In two separate but related developments, the city council and school board endorsed a plan establishing racial balance on the school board, and the city and black protesters agreed to end their battles in court.
The agreements came shortly after eight demonstrators were arrested for trespassing during orientation Aug. 17 at Selma High School. A suit subsequently was filed on behalf of 15 protesters accusing Mayor Joseph T. Smitherman and other city officials of selective prosecution and police harassment.
The protests, organized by an activist group called the Best Educational Support Team, demonstrated continued dissatisfaction in the community over the district’s ability-grouping policies, its majority-white school board, and Mr. Smitherman, who is white.
Under a compromise made official last week by a city council resolution, the council, which appoints the school board, agreed to give the 11-member board black and white majorities in alternating years.
Effective immediately, the board will have five white and five black voting members and a white chairman, Carl Barker, who will vote only on litigation involving the board and stemming from the protests. Once the litigation is resolved, Mr. Barker will resign and will be replaced by a black chairman, giving the board its first black majority. Thereafter, the racial balance of the board will alternate.
Another resolution approved by the council last week calls for the city to drop some 130 arrest charges against about two dozen black demonstrators who have been involved in actions organized by BEST at schools and municipal buildings. The protest leaders, in turn, agreed to drop lawsuits against the city and white school-board members.
Henry Sanders, a state senator from Selma who has been a leader of BEST, said his organization also agreed to stop demonstrating at the schools but would continue to work to abolish tracking policies andseek passage of legislation establishing an elected school board.

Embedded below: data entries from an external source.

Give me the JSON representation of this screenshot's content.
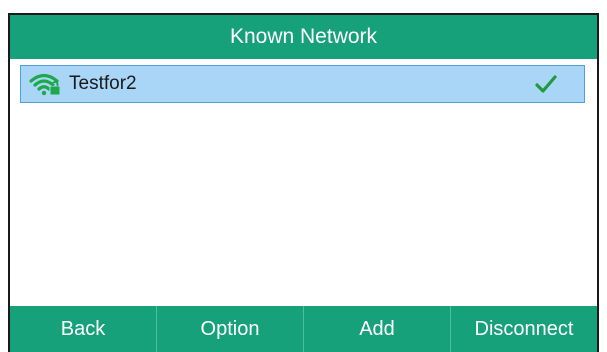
{
  "header": {
    "title": "Known Network"
  },
  "networks": [
    {
      "name": "Testfor2",
      "icon": "wifi-locked-icon",
      "connected": true,
      "check_icon": "checkmark-icon"
    }
  ],
  "softkeys": [
    {
      "label": "Back"
    },
    {
      "label": "Option"
    },
    {
      "label": "Add"
    },
    {
      "label": "Disconnect"
    }
  ],
  "colors": {
    "accent": "#17a17b",
    "selection": "#a9d6f7",
    "selection_border": "#4f9fd8",
    "wifi_icon": "#1fa84a",
    "check": "#1f9a3c"
  }
}
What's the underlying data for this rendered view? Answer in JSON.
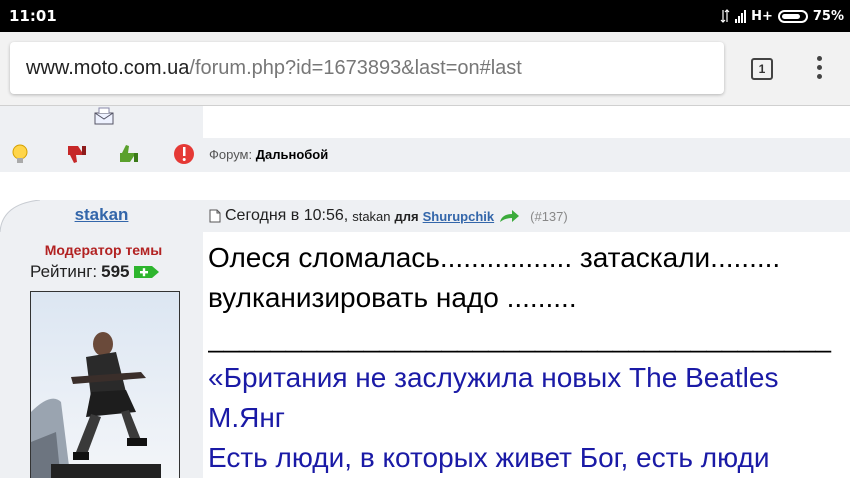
{
  "status_bar": {
    "time": "11:01",
    "network": "H+",
    "battery": "75%"
  },
  "browser": {
    "url_domain": "www.moto.com.ua",
    "url_path": "/forum.php?id=1673893&last=on#last",
    "tab_count": "1"
  },
  "prev_post": {
    "forum_label": "Форум:",
    "forum_name": "Дальнобой",
    "icons": [
      "mail-icon",
      "lightbulb-icon",
      "thumbs-down-icon",
      "thumbs-up-icon",
      "warning-icon"
    ]
  },
  "post": {
    "username": "stakan",
    "role": "Модератор темы",
    "rating_label": "Рейтинг:",
    "rating_value": "595",
    "date": "Сегодня в 10:56,",
    "author": "stakan",
    "for_word": "для",
    "reply_to": "Shurupchik",
    "post_number": "(#137)",
    "text_line1": "Олеся сломалась................. затаскали.........",
    "text_line2": "вулканизировать надо .........",
    "separator": "________________________________________",
    "sig_line1": "«Британия не заслужила новых The Beatles",
    "sig_line2": "М.Янг",
    "sig_line3": "Есть люди, в которых живет Бог, есть люди"
  },
  "colors": {
    "link": "#3366aa",
    "moderator": "#b22222",
    "signature": "#1a1aa6",
    "panel_bg": "#eef0f3"
  }
}
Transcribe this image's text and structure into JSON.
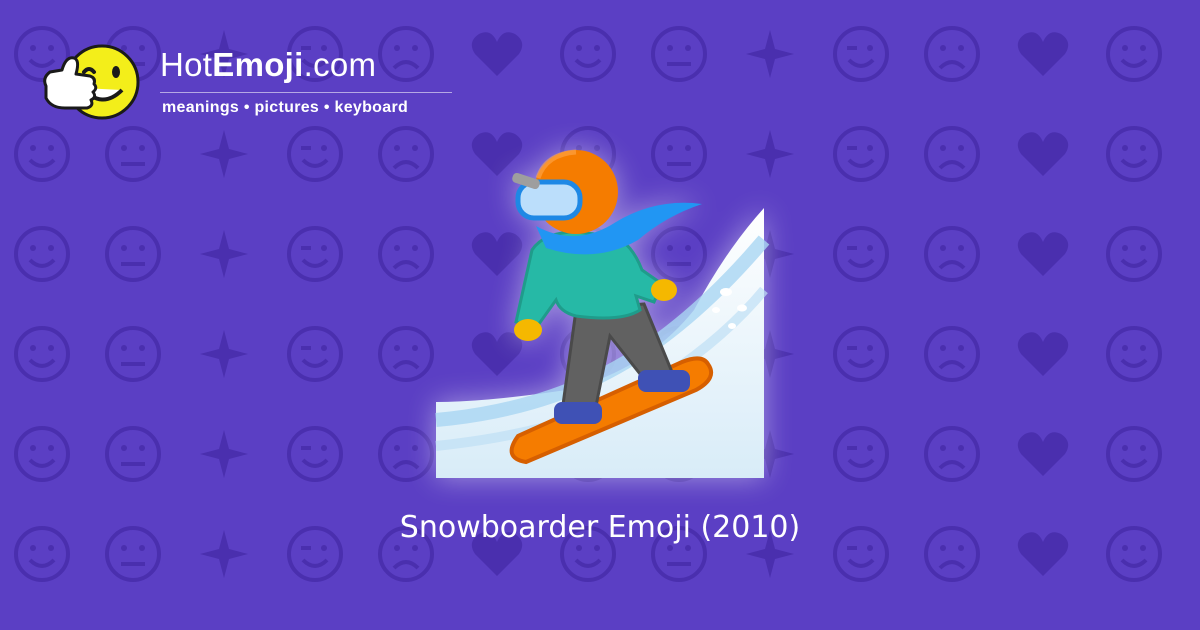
{
  "site": {
    "name_prefix": "Hot",
    "name_bold": "Emoji",
    "name_suffix": ".com",
    "tagline": "meanings • pictures • keyboard"
  },
  "hero": {
    "emoji_name": "snowboarder-emoji"
  },
  "caption": "Snowboarder Emoji (2010)",
  "colors": {
    "background": "#5b3fc4",
    "pattern": "#4a2fae",
    "logo_face": "#f3ee1a"
  }
}
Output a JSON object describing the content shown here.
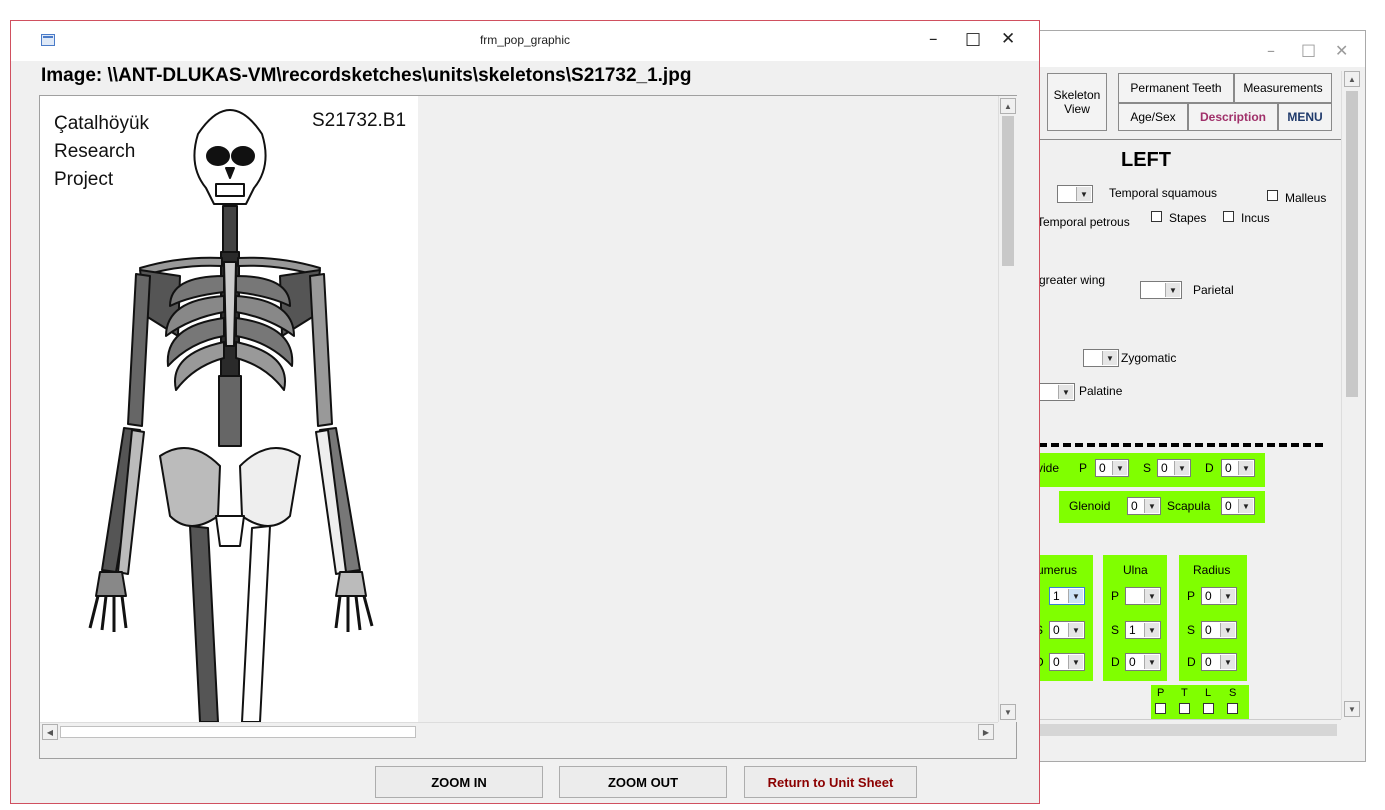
{
  "back_window": {
    "window_controls": {
      "minimize": "–",
      "maximize": "□",
      "close": "✕"
    },
    "tabs": {
      "skeleton_view": "Skeleton View",
      "permanent_teeth": "Permanent Teeth",
      "measurements": "Measurements",
      "age_sex": "Age/Sex",
      "description": "Description",
      "menu": "MENU"
    },
    "section_title": "LEFT",
    "labels": {
      "temporal_squamous": "Temporal squamous",
      "malleus": "Malleus",
      "temporal_petrous": "Temporal petrous",
      "stapes": "Stapes",
      "incus": "Incus",
      "greater_wing": "greater wing",
      "parietal": "Parietal",
      "zygomatic": "Zygomatic",
      "palatine": "Palatine",
      "clavicle_partial": "vide",
      "p": "P",
      "s": "S",
      "d": "D",
      "glenoid": "Glenoid",
      "scapula": "Scapula",
      "humerus_partial": "umerus",
      "ulna": "Ulna",
      "radius": "Radius",
      "s_partial": "S",
      "d_partial": "D",
      "t": "T",
      "l": "L"
    },
    "values": {
      "clav_p": "0",
      "clav_s": "0",
      "clav_d": "0",
      "glenoid": "0",
      "scapula": "0",
      "hum_p": "1",
      "hum_s": "0",
      "hum_d": "0",
      "ulna_p": "",
      "ulna_s": "1",
      "ulna_d": "0",
      "rad_p": "0",
      "rad_s": "0",
      "rad_d": "0"
    }
  },
  "front_window": {
    "title": "frm_pop_graphic",
    "window_controls": {
      "minimize": "–",
      "maximize": "□",
      "close": "✕"
    },
    "image_path": "Image: \\\\ANT-DLUKAS-VM\\recordsketches\\units\\skeletons\\S21732_1.jpg",
    "sketch": {
      "org_line1": "Çatalhöyük",
      "org_line2": "Research",
      "org_line3": "Project",
      "code": "S21732.B1"
    },
    "buttons": {
      "zoom_in": "ZOOM IN",
      "zoom_out": "ZOOM OUT",
      "return": "Return to Unit Sheet"
    }
  },
  "colors": {
    "accent_green": "#80ff00",
    "description_tab": "#a0306a",
    "menu_tab": "#1f3a6b",
    "return_button_text": "#8b0000",
    "front_border": "#d0505f"
  }
}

Blacks now make up about 80 percent of the 6,000 students enrolled in Selma’s public schools; about half of the city’s 27,000 residents are black. Mayor Smitherman said a large number of white students had not returned to Selma High this year as a result of the racial protests there, but predicted that the easing of tensions “will get a lot of whites back who really cannot afford a private school.”
The city had been the site of sporadic protests since the school board voted last December not to renew the contract of Norward Roussell, the district’s first black superintendent. Last spring, schools were closed for five days due to protests. (See Education Week, Feb. 21. 1990.)
In May, the board appointed James Carter, a black educator, as interim superintendent.